The website also maintained that Monday's assassination of an Iranian nuclear scientist, which Tehran has blamed on Israel, was designed to overshadow Mr Hariri's trip.

Iran's robust dismissal of the WikiLeaks disclosures as an American plot must have come as a relief to Mr Hariri. While he was in Tehran, the whistle-blowing website cited him urging the United States to stop Iran's nuclear programme.

Mr Hariri promptly denied he had done any such thing. At a news conference in Tehran on Monday, he said: "Lebanon… will never, ever consider itself as part of an international system which aims at pressuring Iran." The Islamic republic, he insisted, has the right to develop "peaceful nuclear technology".

Hizbollah's leader, Sheikh Hassan Nasrallah, has warned of dire consequences if the UN tribunal implicates any of his organisation's members, and has branded the tribunal an "Israeli project".

Hizbollah vehemently denies any involvement in Rafik Hariri's assassination, insisting it was on good terms with the former Lebanese prime minister and that his assassination served only the interests of Israel.

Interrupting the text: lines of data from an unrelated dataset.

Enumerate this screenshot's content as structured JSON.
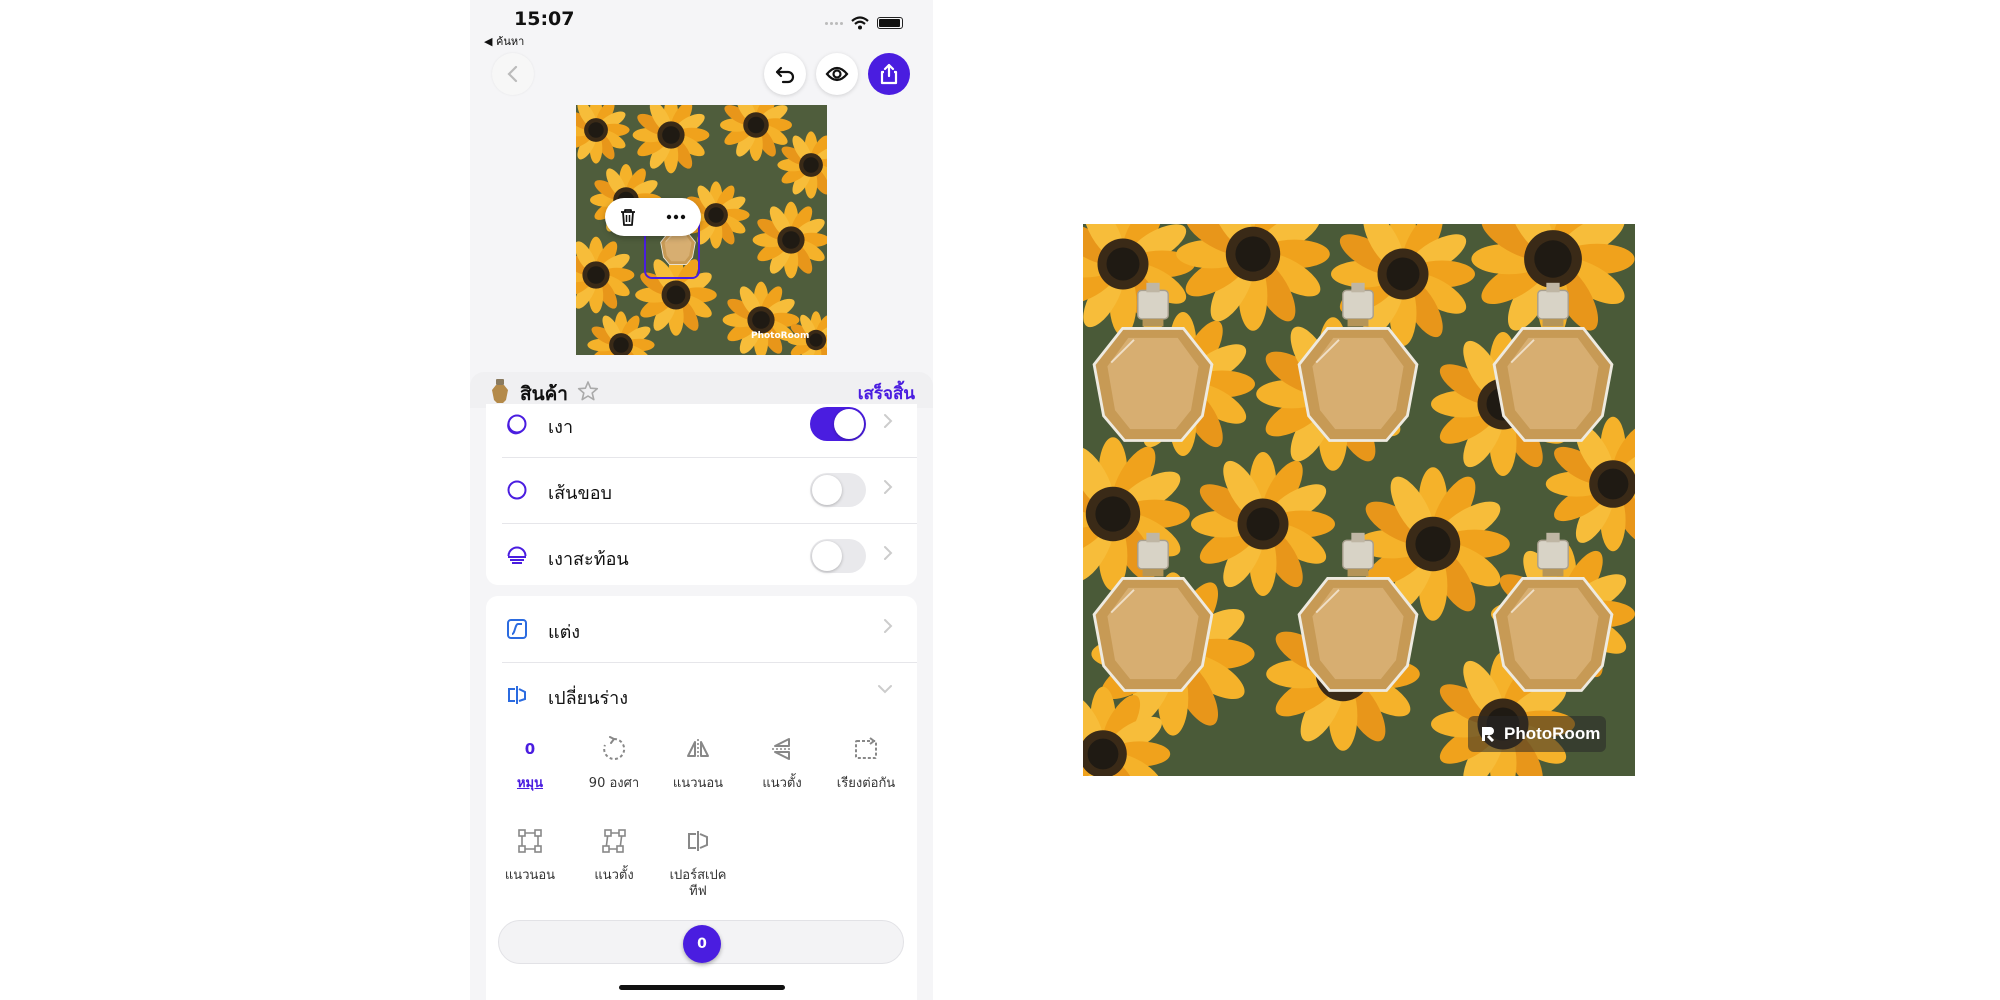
{
  "status_bar": {
    "time": "15:07",
    "back_label": "◀ ค้นหา"
  },
  "product": {
    "title": "สินค้า",
    "done_label": "เสร็จสิ้น"
  },
  "effects": [
    {
      "label": "เงา",
      "on": true
    },
    {
      "label": "เส้นขอบ",
      "on": false
    },
    {
      "label": "เงาสะท้อน",
      "on": false
    }
  ],
  "menu": {
    "adjust_label": "แต่ง",
    "transform_label": "เปลี่ยนร่าง"
  },
  "transform_tools": {
    "rotate_value": "0",
    "rotate_label": "หมุน",
    "rotate90_label": "90 องศา",
    "flip_h_label": "แนวนอน",
    "flip_v_label": "แนวตั้ง",
    "tile_label": "เรียงต่อกัน",
    "skew_h_label": "แนวนอน",
    "skew_v_label": "แนวตั้ง",
    "perspective_label": "เปอร์สเปค\nทีฟ"
  },
  "slider": {
    "value": "0"
  },
  "watermark": {
    "text": "PhotoRoom"
  },
  "colors": {
    "accent": "#4a1de0",
    "sunflower": "#f2a91e",
    "background": "#f5f5f7"
  }
}
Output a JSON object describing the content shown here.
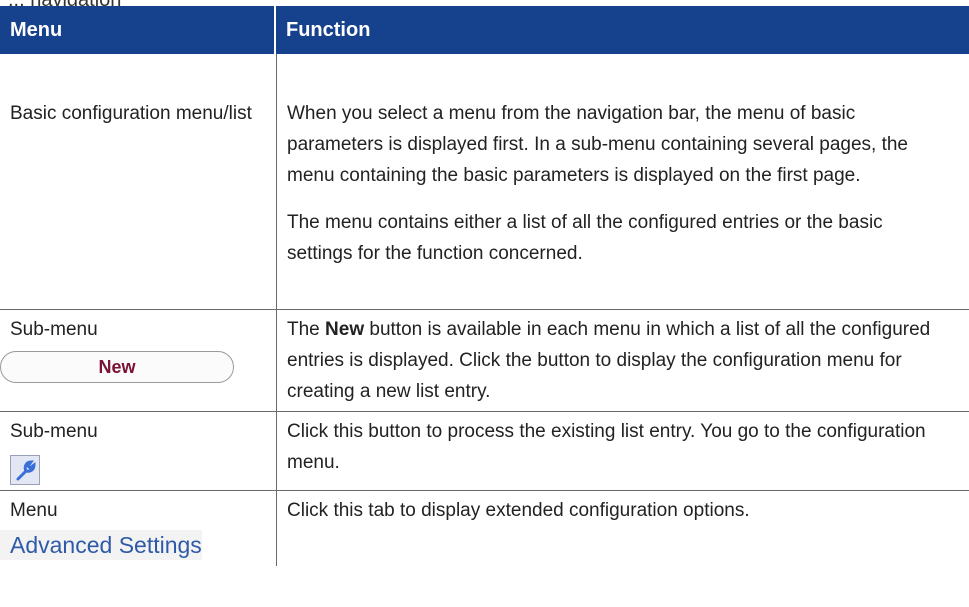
{
  "caption": "... navigation",
  "table": {
    "headers": {
      "menu": "Menu",
      "function": "Function"
    },
    "rows": [
      {
        "menu": "Basic configuration menu/list",
        "function_p1": "When you select a menu from the navigation bar, the menu of basic parameters is displayed first. In a sub-menu containing several pages, the menu containing the basic parameters is displayed on the first page.",
        "function_p2": "The menu contains either a list of all the configured entries or the basic settings for the function concerned."
      },
      {
        "menu": "Sub-menu",
        "button_label": "New",
        "function_pre": "The ",
        "function_bold": "New",
        "function_post": " button is available in each menu in which a list of all the configured entries is displayed. Click the button to display the configuration menu for creating a new list entry."
      },
      {
        "menu": "Sub-menu",
        "icon": "wrench-icon",
        "function": "Click this button to process the existing list entry. You go to the configuration menu."
      },
      {
        "menu": "Menu",
        "tab_label": "Advanced Settings",
        "function": "Click this tab to display extended configuration options."
      }
    ]
  },
  "colors": {
    "header_bg": "#16418c",
    "header_text": "#ffffff",
    "button_text": "#7a1238",
    "tab_text": "#2f5aa8"
  }
}
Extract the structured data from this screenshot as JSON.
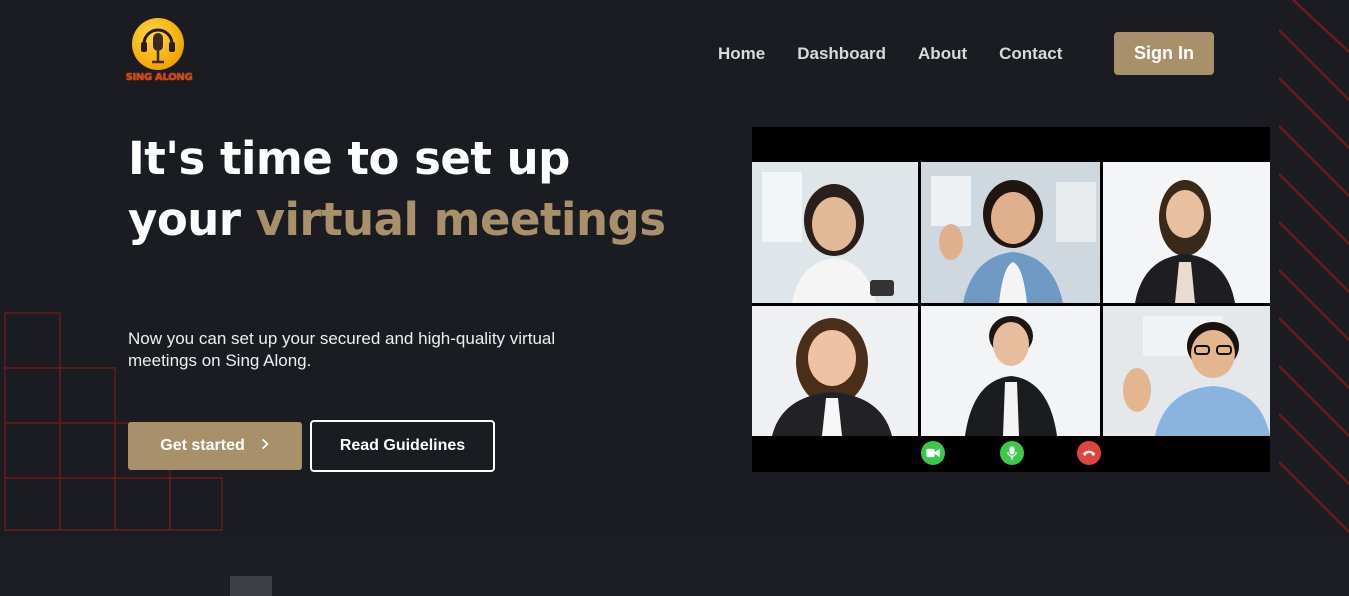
{
  "brand": {
    "logo_text": "SING ALONG"
  },
  "nav": {
    "items": [
      {
        "label": "Home"
      },
      {
        "label": "Dashboard"
      },
      {
        "label": "About"
      },
      {
        "label": "Contact"
      }
    ],
    "sign_in": "Sign In"
  },
  "hero": {
    "headline_part1": "It's time to set up your ",
    "headline_accent": "virtual meetings",
    "subtext": "Now you can set up your secured and high-quality virtual meetings on Sing Along.",
    "cta_primary": "Get started",
    "cta_secondary": "Read Guidelines"
  },
  "colors": {
    "background": "#1b1c21",
    "accent": "#a8916a",
    "deco_red": "#8b1a1a",
    "call_green": "#3cc94b",
    "call_red": "#e0453d"
  },
  "icons": {
    "chevron": "chevron-right-icon",
    "controls": [
      "video-camera-icon",
      "microphone-icon",
      "end-call-icon"
    ]
  }
}
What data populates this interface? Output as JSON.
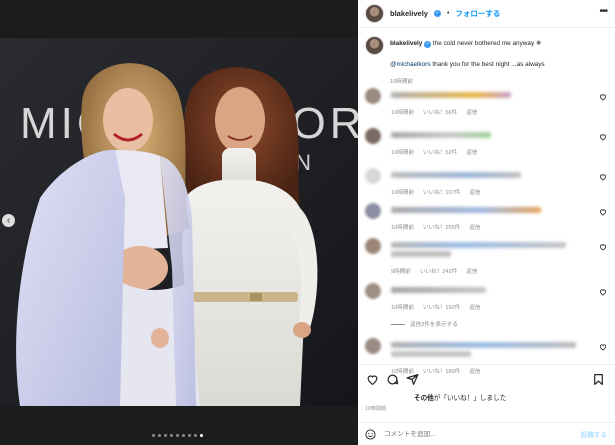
{
  "post": {
    "username": "blakelively",
    "follow_label": "フォローする",
    "more_label": "•••",
    "caption": "the cold never bothered me anyway ❄",
    "caption_mention": "@michaelkors",
    "caption_line2": "thank you for the best night ...as always",
    "caption_time": "10時間前"
  },
  "photo": {
    "backdrop_text": "MICHAEL KORS",
    "sub_text": "ON",
    "prev_arrow": "‹"
  },
  "comments": [
    {
      "time": "10時間前",
      "likes": "いいね！56件",
      "reply": "返信"
    },
    {
      "time": "10時間前",
      "likes": "いいね！52件",
      "reply": "返信"
    },
    {
      "time": "10時間前",
      "likes": "いいね！107件",
      "reply": "返信"
    },
    {
      "time": "10時間前",
      "likes": "いいね！255件",
      "reply": "返信"
    },
    {
      "time": "9時間前",
      "likes": "いいね！242件",
      "reply": "返信"
    },
    {
      "time": "10時間前",
      "likes": "いいね！192件",
      "reply": "返信"
    },
    {
      "time": "10時間前",
      "likes": "いいね！189件",
      "reply": "返信"
    }
  ],
  "replies_label": "返信2件を表示する",
  "likes_line": {
    "prefix": "その他",
    "suffix": "が「いいね！」しました"
  },
  "post_time": "10時間前",
  "comment_box": {
    "placeholder": "コメントを追加...",
    "post_label": "投稿する"
  },
  "icons": [
    "verified-icon",
    "heart-icon",
    "comment-icon",
    "share-icon",
    "bookmark-icon",
    "emoji-icon"
  ],
  "colors": {
    "accent": "#0095f6",
    "text": "#262626",
    "muted": "#8e8e8e"
  }
}
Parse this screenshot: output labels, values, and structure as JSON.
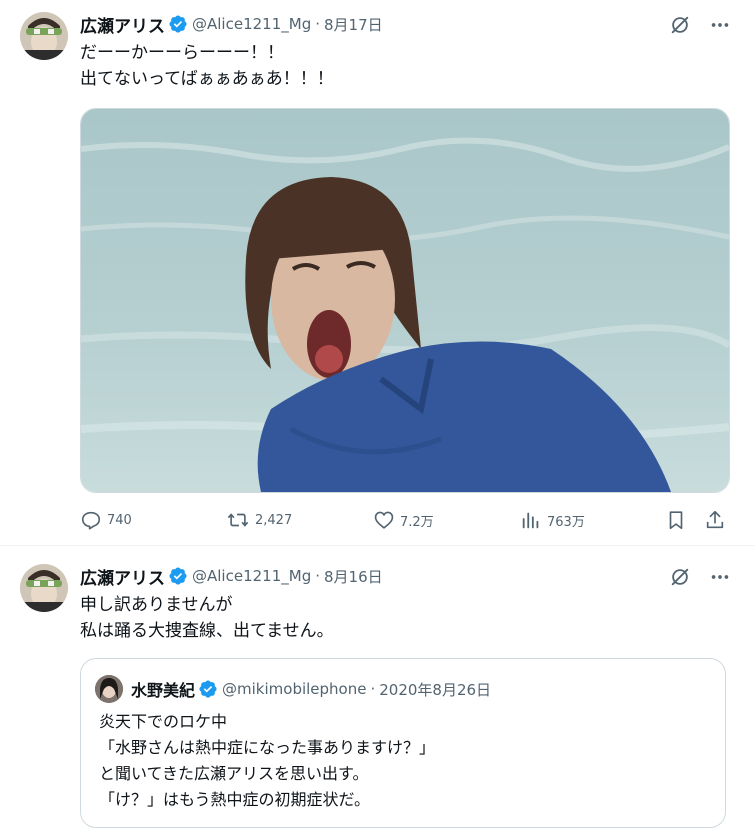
{
  "colors": {
    "accent": "#1d9bf0",
    "text": "#0f1419",
    "muted": "#536471",
    "border": "#cfd9de"
  },
  "tweet1": {
    "author_name": "広瀬アリス",
    "verified_icon": "verified-badge-icon",
    "handle": "@Alice1211_Mg",
    "separator": "·",
    "date": "8月17日",
    "lines": [
      "だーーかーーらーーー！！",
      "出てないってばぁぁあぁあ！！！"
    ],
    "media_description_icon": "photo",
    "actions": {
      "replies": "740",
      "retweets": "2,427",
      "likes": "7.2万",
      "views": "763万"
    }
  },
  "tweet2": {
    "author_name": "広瀬アリス",
    "handle": "@Alice1211_Mg",
    "separator": "·",
    "date": "8月16日",
    "lines": [
      "申し訳ありませんが",
      "私は踊る大捜査線、出てません。"
    ],
    "quote": {
      "author_name": "水野美紀",
      "handle": "@mikimobilephone",
      "separator": "·",
      "date": "2020年8月26日",
      "lines": [
        "炎天下でのロケ中",
        "「水野さんは熱中症になった事ありますけ？」",
        "と聞いてきた広瀬アリスを思い出す。",
        "「け？」はもう熱中症の初期症状だ。"
      ]
    }
  }
}
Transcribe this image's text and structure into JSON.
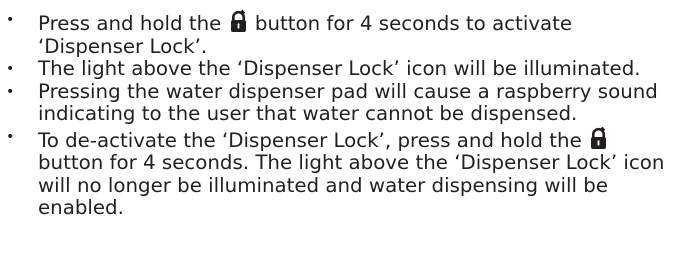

"Think about it," a Hizbollah official told Canada's Globe and Mail daily this week, "the last thing we would want to happen would be for the Shia to be accused of killing the Sunni leader of the country."

Hizbollah has been vigorously pressing for an understanding with Mr Hariri before the expected indictments are issued. The key to a solution is likely to be whether the Lebanese prime minister agrees to publicly accept that, if any Hizbollah members are implicated, he will absolve the movement's leadership of responsibility. That should become clear in coming weeks.